Moose Lake Star Gazette - Serving Carlton and Pine Counties Since 1895

By Lois E Johnson
Moose Lake Star-Gazette 

Fire! Fire!


October 11, 2018

Photo provided

That was the cry of the people as the flames swept in from the west, hurled by a 60-mile-an-hour wind, that afternoon of Saturday, Oct. 12, 1918.

Mothers were making supper, and fathers were out fighting the fire or getting the cattle ready for the evening milking. The home guard unit had a dance scheduled for the pavilion that night, and a good share of Moose Lake's population were planning to attend.

Around noon, it was reported that Kettle River was in danger of fire, and nearly every man in Moose Lake drove to the scene and attempted to halt the flames, it was stated in an editorial in the Star Gazette on Oct. 11, 1928, 10 years later. "The wind gradually increased in volume until the flames were beyond control. The men hurried to their homes with the idea of protecting their own properties, if it became necessary."

All of a sudden, the billowing smoke and flames were upon them and they had to flee for their lives. They had to find a place where they and their families would be safe from the consuming flames.

Those who lived near the river or a lake, went to the water. Many survived in the cold water that dark night.

Others found protection from the flames on a plowed field, having wrapped themselves and their children in wet wool blankets.

Others found shelter in root cellars, a cave dug into the side of a hill for storage of vegetables, such as potatoes, carrots, rutabagas or beets, and jars of canned fruit.

Others had no place to go but into a dug well.

The conditions that day set up the perfect storm for the fire.

Fire was not unusual, people would burn brush piles. Logging was a big industry, and piles of leftover tree limbs in the forests provided fuel for the fire. Peat fires were burning that dry year and were impossible to put out.

The locomotives of the day threw sparks from the smokestacks of the coal-fired steam engines. Those sparks ignited fires in the dry grass all along the tracks of the rail lines.

The land had been experiencing a drought that year. That day, the humidity dropped and the winds came up. The fires that had been burning joined in one giant conflagration and swept to the east, that afternoon until 6 or 7 p.m., when the wind switched and came from the northeast.

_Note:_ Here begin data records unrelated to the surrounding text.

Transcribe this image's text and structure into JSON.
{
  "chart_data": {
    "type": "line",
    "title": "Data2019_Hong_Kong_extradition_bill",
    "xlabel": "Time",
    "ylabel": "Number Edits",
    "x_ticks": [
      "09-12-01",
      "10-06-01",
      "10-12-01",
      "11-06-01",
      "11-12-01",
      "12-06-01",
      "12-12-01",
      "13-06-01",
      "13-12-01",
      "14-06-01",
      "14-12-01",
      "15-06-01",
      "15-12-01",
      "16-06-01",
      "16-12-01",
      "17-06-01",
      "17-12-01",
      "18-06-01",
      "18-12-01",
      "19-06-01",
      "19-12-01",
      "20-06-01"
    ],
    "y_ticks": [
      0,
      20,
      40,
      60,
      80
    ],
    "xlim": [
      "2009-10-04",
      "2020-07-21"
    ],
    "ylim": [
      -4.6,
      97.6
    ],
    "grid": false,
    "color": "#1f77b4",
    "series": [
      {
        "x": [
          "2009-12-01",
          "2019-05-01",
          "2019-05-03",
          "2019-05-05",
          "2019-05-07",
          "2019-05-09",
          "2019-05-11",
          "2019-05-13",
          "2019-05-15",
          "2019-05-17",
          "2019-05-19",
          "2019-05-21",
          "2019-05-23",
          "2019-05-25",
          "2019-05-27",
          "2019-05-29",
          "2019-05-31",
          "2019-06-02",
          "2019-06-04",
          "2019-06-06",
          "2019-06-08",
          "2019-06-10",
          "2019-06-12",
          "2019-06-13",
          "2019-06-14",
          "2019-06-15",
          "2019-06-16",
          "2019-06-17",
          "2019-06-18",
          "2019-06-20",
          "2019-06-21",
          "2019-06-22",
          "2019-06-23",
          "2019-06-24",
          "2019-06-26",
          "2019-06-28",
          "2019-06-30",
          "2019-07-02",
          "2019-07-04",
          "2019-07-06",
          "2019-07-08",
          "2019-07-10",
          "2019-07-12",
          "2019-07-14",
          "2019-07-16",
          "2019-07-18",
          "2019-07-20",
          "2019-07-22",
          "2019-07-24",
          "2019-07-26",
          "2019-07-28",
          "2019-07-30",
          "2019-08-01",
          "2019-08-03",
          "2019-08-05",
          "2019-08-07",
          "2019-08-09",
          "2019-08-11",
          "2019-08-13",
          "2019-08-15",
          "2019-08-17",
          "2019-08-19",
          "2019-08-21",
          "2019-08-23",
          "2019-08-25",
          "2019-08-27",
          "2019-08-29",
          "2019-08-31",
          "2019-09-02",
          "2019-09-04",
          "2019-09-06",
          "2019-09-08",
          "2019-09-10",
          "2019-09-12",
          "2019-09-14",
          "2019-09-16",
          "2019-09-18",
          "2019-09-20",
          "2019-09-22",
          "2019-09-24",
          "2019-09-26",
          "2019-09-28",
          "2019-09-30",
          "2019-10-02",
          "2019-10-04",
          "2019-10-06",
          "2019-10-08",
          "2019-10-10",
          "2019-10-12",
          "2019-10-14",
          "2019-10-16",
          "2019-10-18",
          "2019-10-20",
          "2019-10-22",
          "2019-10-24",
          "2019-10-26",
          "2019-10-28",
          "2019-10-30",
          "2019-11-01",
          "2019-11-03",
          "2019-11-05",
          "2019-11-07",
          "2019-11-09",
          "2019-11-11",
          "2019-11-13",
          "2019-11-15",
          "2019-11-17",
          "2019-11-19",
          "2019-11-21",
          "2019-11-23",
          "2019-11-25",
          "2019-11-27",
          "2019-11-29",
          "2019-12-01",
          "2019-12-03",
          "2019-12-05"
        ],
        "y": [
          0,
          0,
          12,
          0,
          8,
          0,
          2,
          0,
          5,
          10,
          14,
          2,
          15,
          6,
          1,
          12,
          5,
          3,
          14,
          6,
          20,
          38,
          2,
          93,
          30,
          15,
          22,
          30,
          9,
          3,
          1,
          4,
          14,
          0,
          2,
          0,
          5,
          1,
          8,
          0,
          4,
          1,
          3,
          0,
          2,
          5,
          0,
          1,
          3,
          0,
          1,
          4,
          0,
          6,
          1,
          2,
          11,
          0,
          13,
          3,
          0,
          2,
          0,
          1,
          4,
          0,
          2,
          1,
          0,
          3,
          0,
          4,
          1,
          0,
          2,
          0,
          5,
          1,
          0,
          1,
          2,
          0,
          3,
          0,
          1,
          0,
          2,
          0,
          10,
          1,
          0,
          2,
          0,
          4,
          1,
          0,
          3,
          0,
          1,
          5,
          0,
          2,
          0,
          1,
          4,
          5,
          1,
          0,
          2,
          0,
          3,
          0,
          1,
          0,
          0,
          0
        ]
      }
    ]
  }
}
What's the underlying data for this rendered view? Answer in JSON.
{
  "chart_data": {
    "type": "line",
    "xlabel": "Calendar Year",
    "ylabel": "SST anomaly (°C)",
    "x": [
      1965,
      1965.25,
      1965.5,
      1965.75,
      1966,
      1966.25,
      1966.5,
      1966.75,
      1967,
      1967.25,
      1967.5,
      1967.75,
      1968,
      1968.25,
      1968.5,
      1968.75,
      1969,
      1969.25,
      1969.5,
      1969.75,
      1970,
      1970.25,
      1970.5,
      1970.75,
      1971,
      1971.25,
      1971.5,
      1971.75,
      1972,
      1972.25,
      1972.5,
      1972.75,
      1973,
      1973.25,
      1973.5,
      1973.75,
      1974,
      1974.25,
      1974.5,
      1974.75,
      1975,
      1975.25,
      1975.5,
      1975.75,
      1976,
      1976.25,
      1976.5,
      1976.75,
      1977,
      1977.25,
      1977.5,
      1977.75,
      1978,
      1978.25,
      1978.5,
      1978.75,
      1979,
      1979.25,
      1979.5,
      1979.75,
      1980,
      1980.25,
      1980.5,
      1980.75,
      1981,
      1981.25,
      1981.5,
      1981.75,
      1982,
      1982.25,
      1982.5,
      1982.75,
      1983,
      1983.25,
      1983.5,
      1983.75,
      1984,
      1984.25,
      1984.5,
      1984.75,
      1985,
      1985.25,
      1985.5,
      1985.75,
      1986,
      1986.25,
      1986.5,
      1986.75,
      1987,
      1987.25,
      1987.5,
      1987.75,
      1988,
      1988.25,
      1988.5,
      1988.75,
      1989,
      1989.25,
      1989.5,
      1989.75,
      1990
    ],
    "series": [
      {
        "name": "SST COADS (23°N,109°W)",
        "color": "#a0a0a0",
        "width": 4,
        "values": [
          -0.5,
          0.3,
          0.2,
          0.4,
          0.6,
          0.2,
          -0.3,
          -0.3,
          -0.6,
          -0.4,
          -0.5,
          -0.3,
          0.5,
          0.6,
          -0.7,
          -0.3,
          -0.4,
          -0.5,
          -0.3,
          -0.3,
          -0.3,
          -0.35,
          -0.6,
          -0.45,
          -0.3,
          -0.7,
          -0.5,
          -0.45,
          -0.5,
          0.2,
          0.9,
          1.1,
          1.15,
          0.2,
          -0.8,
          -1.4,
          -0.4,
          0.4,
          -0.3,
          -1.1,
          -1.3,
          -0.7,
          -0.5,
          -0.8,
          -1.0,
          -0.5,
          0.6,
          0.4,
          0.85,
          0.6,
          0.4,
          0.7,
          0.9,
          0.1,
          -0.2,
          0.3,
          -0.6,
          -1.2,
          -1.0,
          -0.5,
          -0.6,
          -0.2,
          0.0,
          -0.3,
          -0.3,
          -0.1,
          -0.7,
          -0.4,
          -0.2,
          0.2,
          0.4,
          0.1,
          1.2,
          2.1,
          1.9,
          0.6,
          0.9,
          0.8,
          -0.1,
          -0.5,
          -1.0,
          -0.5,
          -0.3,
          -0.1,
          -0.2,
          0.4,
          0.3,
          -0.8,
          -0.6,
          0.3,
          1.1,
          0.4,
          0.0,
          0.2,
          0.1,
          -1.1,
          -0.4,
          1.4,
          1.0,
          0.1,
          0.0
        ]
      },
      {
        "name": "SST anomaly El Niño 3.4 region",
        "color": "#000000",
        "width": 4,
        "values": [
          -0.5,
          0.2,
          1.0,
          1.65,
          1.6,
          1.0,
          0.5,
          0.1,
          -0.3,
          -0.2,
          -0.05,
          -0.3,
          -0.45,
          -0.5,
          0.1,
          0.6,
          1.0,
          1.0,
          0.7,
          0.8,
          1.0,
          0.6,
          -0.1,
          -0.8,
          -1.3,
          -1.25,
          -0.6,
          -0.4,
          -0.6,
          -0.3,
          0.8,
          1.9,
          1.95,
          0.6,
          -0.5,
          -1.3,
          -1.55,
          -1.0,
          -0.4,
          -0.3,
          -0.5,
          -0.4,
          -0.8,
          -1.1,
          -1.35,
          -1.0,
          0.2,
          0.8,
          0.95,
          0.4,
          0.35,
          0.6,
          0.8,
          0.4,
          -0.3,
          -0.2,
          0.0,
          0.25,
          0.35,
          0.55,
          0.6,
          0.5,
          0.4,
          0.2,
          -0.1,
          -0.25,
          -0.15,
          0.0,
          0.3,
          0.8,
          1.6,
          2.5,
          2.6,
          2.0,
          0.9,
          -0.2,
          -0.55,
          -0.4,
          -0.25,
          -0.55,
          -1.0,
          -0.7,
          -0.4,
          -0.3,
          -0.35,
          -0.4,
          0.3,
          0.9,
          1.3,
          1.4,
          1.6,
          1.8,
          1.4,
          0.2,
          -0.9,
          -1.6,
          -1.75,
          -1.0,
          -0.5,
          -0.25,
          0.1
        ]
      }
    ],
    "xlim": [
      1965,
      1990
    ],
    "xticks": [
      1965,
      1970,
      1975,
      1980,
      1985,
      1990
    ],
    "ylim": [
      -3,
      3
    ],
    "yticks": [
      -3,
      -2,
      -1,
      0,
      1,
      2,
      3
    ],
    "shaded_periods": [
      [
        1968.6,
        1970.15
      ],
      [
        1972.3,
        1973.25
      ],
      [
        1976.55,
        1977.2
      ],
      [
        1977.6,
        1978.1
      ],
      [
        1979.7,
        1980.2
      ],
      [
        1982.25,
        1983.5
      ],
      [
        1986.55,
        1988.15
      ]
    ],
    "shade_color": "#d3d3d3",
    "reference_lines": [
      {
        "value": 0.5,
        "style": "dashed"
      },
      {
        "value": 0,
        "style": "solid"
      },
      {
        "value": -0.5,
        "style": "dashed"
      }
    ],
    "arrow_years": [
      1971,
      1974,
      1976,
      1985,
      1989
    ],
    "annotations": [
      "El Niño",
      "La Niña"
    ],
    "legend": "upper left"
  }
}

It wasn't just the Lawler- Automba - Kettle River - Moose Lake area that fell victim to the flames, the fires swept across much of northern Minnesota and as far south as Willow River. However, Willow River, Sturgeon Lake, Denham and Barnum did not burn.

To the north, the fire swept in from Brookston to consume much of Cloquet. Flames approached Duluth through Hermantown and started down the hill.

People were running for their lives all across the land.

The giant clouds of billowing smoke could be seen for miles. People in Superior, Wisconsin, reported seeing the huge black clouds and feared for the lives of loved ones.

Meanwhile, men were trying to fight the fire. Seeing no results of their efforts, they fled to their homes to take care of their livestock and families.

At the Soo Line depot in Moose Lake, an engineer and crew backed a train along the tracks towards Automba to pick up as many people as they could. They reached Kettle River but the bridge over the river was burning.

They stopped and picked up many people but had to flee when the fire started to burn the cars on the train.

The train made it back to Moose Lake, and the people ran for the lake. The cars on the train burned. The depot and that part of the village did not burn. The depot still stands today, a living reminder of the history of the Soo Line in the area and its role in providing shelter during that horrible night.

In Moose Lake, many people went to the lake and stood in the cold water all night for protection from the flames.

Dr. Walters was performing surgery on a patient in his hospital. They tried to take her to Sturgeon Lake but could not get through on the bridge over the Moose Horn River. They took her to the lake on a stretcher and two men held her above the water through the night.

The next day, families walked up the hill to the Soo Line depot and took a train to Superior. Others went to Carlton and Duluth on the Northern Pacific train.

Thousands of survivors of the fire came to Superior in the middle of the night and the next day. The community organized relief efforts quickly and found shelter in community buildings and in private homes for the traumatized refugees.

The Moose Lake School was saved from burning when two men put out the fire on the burning steps. That school became a hospital, as did a home west of Moose Lake and a church near Kalevala.

Most of the homes, barns and communities burned. It has been reported that 200 people lost their lives to fire west of Moose Lake alone out of the official 453 fire victims.

Mayor Richard T. Hart could not drive his car to Sturgeon Lake because the road was blocked at the bridge over the Moose Horn River.

He walked to Sturgeon Lake and sent a telegram to Governor Joseph A. A. Burnquist in St. Paul to call for aid for the area that had been destroyed by the devastating forest fire.

That fire and loss of life still holds the distinction of being the worst disaster in Minnesota history.